Late in the afternoon of Aug. 8, Choate wrote Gearhart thanking him, Pederson and others for help in trying to untangle the budget questions, adding that the “situation is correctable.”

He said his division had identified “$300K” from the previous year in one-time expenses, such as for skybox chairs, that the division would not request again for the current year and that the division was considering whether open positions could go unfilled. He added that a recent “cost-containment” effort had yielded $257,000 that he had planned to “reinvest” but would instead “use those funds to help.”

“When I arrived, I told my reports that rule #1 was never go over budget,” Choate wrote.

He also weighed in on an apparent checklist of seven items that he and Pederson had discussed earlier that morning, providing responses to five of them, including one that read: “Done. My reports are personally approving all requests, those they approve come to me.”

WAITING ON ANSWERS

On Sept. 13, two months after he first learned of the shortfall in Choate’s division, Gearhart e-mailed two sentences to Pederson:

“Have you heard anything from Brad about why his budget went so far over.
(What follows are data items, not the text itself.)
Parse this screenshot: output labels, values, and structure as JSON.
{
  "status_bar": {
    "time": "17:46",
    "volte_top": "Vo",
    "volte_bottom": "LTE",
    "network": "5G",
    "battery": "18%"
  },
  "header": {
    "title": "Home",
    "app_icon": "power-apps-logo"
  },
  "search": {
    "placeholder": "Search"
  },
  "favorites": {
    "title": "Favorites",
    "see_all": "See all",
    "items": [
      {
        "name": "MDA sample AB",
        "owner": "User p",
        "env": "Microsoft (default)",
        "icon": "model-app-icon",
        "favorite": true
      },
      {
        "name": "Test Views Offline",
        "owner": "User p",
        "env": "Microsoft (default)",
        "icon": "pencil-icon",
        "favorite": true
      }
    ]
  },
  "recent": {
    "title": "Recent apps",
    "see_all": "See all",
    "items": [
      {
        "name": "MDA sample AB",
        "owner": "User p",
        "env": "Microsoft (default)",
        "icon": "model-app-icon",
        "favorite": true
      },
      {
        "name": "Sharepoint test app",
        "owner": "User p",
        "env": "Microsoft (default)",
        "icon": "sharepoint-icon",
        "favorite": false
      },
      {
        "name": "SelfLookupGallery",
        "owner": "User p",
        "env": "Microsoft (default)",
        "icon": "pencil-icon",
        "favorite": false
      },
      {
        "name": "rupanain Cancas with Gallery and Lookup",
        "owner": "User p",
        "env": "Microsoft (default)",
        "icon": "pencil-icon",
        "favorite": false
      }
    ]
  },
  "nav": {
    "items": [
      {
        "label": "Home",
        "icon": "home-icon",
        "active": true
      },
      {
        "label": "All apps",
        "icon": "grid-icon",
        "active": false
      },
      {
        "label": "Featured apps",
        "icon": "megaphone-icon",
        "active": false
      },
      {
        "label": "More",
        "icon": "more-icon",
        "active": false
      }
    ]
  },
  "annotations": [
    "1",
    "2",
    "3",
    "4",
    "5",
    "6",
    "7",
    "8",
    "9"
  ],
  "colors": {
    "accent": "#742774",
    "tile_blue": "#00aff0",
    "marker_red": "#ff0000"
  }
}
I have not.”

On Sept. 29, Pederson emailed Choate a document outlining “some specific actions you must take to move us down the road in the right direction.”

By Oct. 8, Choate pitched Pederson an idea for a tax assessment on donor gifts and attached a list of other universities that he said have such “gift taxes,” which set aside a portion of gift money to cover overhead expenses, as private nonprofits typically do.

UA is still considering this idea, Pederson said last week.

On Oct. 27, in an e-mail exchange between Choate and Pederson, Choate said that Gearhart had directed Choate to create a comprehensive plan for dealing with the budget deficit to present to Gearhart before pitching it to Provost Sharon Gaber and the deans.

“Don, we need to get busy creating a plan to address our financial issues,” Choate tells Pederson, saying he will handle the “gift-fee plan and revenue, but need you to address the one-time resources you mention.”

Pederson replied: “I have a legislative budget hearing next Wednesday, a preparation meeting for that on Monday, last minute preparations on Tuesday, and then the Board of Trustees meeting on Thursday and Friday so will not have sufficient time to focus on any plan.”